Nintendo Switch Sports is a nostalgic blast for fans looking to relive the glory days of Wii Sports, but also for people looking to introduce a new generation of gamers to its storied greatness on Nintendo Switch.
Switch Sports is one of the best options available for gamers seeking another party game to add to their library. From a single-player perspective, competing against the CPU, which has different difficulty options, is fun in small bursts or to practice, but the true appeal of Switch Sports is to compete against friends, family and gamers online because those laughs and the competitive aspect is what carries the experience for such a game.
Switch Sports is a great follow-up to Wii Sports, even with just six sports to play at launch. Volleyball, badminton, bowling, soccer, chambara and tennis are great choices overall for launch. Badminton, soccer and chambara allow for a maximum of two players, while volleyball, bowling and tennis allow for up to four players.

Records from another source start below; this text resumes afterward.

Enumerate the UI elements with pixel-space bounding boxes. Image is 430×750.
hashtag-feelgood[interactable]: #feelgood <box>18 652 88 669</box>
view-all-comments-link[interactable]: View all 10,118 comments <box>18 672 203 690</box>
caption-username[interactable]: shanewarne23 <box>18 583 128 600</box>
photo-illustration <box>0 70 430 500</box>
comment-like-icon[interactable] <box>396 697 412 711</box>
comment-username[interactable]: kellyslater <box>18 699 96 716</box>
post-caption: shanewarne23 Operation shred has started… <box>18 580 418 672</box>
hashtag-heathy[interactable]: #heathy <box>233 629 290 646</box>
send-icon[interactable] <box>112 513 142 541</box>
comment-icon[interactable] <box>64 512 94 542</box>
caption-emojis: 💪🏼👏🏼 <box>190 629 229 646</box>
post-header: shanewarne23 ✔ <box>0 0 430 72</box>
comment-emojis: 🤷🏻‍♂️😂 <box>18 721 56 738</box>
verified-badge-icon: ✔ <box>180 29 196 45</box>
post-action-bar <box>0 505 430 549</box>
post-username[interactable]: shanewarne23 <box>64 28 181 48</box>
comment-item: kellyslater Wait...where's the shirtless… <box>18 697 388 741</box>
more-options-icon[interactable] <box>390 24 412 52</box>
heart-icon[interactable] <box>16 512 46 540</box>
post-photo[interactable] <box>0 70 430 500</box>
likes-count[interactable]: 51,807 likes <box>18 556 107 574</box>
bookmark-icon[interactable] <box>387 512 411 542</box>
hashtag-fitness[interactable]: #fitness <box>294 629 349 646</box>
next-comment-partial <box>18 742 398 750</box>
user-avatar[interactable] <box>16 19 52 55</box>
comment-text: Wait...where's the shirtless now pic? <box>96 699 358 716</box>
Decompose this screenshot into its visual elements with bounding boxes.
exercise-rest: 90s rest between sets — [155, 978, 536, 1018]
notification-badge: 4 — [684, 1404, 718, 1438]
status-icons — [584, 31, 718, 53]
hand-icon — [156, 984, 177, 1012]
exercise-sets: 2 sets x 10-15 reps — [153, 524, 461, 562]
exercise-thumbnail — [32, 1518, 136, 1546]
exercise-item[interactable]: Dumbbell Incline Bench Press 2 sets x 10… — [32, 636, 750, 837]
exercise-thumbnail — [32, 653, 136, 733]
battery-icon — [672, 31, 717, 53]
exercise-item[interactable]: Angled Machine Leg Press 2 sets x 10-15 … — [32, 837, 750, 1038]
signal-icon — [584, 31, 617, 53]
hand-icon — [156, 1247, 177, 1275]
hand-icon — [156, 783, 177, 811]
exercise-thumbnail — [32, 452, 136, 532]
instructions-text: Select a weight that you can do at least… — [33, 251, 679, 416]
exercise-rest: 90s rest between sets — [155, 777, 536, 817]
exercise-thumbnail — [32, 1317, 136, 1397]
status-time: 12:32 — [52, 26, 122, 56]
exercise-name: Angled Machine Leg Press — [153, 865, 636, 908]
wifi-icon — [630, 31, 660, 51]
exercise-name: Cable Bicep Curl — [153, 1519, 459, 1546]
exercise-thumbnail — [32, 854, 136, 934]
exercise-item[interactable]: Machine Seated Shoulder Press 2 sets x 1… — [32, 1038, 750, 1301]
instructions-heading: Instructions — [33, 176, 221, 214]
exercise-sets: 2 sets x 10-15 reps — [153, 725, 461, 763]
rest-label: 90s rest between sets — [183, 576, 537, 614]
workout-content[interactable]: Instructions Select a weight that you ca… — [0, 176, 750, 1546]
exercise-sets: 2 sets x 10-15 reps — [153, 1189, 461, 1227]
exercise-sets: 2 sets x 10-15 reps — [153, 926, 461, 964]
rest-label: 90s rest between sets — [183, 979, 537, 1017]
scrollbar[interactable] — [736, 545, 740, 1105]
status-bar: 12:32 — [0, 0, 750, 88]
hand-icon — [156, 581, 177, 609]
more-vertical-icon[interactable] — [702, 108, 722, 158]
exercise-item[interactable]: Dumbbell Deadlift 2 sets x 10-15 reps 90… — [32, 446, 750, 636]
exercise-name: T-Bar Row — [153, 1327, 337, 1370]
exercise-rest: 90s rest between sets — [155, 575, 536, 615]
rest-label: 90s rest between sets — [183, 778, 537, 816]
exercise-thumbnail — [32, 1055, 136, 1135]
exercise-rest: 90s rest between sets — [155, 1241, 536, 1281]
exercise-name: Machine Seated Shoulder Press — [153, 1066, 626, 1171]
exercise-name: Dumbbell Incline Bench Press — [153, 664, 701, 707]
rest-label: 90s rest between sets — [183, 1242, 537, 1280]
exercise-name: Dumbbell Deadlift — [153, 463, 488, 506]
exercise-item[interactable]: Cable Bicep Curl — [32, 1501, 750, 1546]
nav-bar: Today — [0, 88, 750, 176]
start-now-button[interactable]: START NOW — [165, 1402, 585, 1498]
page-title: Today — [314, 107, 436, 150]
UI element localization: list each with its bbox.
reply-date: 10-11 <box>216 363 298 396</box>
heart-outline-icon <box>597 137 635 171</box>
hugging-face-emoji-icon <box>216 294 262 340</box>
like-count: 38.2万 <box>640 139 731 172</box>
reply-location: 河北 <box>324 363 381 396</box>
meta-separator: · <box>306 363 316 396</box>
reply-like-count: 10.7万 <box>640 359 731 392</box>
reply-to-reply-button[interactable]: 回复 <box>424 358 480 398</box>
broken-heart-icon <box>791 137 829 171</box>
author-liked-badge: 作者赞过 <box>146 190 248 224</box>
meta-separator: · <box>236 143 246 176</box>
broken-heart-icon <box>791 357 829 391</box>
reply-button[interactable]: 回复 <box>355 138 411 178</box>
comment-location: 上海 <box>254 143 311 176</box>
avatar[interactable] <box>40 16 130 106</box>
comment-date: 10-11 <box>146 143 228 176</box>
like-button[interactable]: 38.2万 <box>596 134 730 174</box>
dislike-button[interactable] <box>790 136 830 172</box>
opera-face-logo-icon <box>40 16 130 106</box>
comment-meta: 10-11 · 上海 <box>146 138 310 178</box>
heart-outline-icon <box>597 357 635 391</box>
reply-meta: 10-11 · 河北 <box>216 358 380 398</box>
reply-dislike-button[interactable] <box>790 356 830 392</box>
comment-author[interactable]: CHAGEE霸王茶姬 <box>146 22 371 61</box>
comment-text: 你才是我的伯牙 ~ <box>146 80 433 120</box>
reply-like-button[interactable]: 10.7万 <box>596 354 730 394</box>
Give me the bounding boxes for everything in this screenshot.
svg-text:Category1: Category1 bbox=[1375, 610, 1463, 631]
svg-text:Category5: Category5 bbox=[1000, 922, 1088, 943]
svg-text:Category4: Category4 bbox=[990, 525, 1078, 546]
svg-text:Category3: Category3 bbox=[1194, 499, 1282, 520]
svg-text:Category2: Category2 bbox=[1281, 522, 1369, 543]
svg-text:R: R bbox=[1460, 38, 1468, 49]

It would've been ideal for a sport like baseball to take the place of badminton since it's fairly similar to tennis. However, considering golf will be a free update later this year, perhaps Nintendo will surprise fans by introducing more sports as DLC in the future. It would make sense as a way to keep people coming back to the game and also since they have a template with so many games from Wii Sports and Wii Sports Resort.
The menu screen with the venues to select sports will likely get people dreaming about possibilities as there appears to be open venues, plus water. Wii Sports Resorts included water sports, like power cruising, canoeing and wakeboarding, so those would be welcomed additions to boost the variety of Switch Sports.
Beyond the selection of events, the most important aspect for this type of game to be successful is the control options.
Similar to Wii Sports, most games can be played with a single Joy-Con, with minimal button prompts as there's a focus on motion controls. Thankfully, the controls are intuitive and the Joy-Cons are extremely responsive (and there's leniency with the input commands, especially for games like volleyball).
Part of the fun is seeing how Nintendo implements the controls for different sports and encourages ideal form, especially for events like volleyball, chambara and bowling.
For volleyball, the game encourages the player to hold the Joy-Cons just like they would in real life trying to bump and set the ball. To spike, the controls are simple. It may take a bit to get the timing down to bump, set and spike perfectly, especially when navigating through three different control schemes in one event, but playing a few games back-to-back should ease things.
However, volleyball and chambara are definitely the two games that most require a tutorial run because of the control schemes, so players should take that into account for future game nights, especially with young or casual gamers.
There's a leg strap accessory available for a game like soccer, but it's not necessary, as playing with both Joy-Cons feels good enough. It's cool how in a game like bowling, the console and controller is able to detect movement speed when "rolling the ball" with the Joy-Con and the player can see the difference in the ball speed on the screen. Chambara is a fun addition and replacement for boxing from Wii Sports because it's a swordplay game, which requires attacking and blocking in certain directions, so the strategic element involved makes it a bit more compelling in a one-on-one setting.
From a graphical perspective, this is everything expected from a successor to Wii Sports and fits that same vibe. There isn't anything that will stand out, as it's not the objective. What's more important than graphics for a game like this is that it runs smoothly with no input lag or technical glitches, which is key for a fun party experience, especially one that will likely involve casual gamers.
Switch Sports is a brilliant addition to the console's library, perhaps one in hindsight that shouldn't have taken five years to release after the Switch's introduction, since Wii Sports sold nearly 83 million copies.
However, Switch Sports could be a way for Nintendo to put another rocket booster behind the Switch to maintain its incredible sales trajectory by reaching the casual market again. It's easy to envision establishments promoting the game as a way to bring in customers for game nights because it's such an easy-to-play game for all ages.
Despite just six sports to choose from, Switch Sports is already among the very best party games available for Switch upon its release. From a multiplayer perspective, it will always have the potential to be one of the most fun games to play, depending on the person's friend or family group.
Like Wii Sports many years ago, Switch Sports will surely be a staple at upcoming holiday parties and is the perfect way to bring together people of all ages for a competitive and more active gaming experience.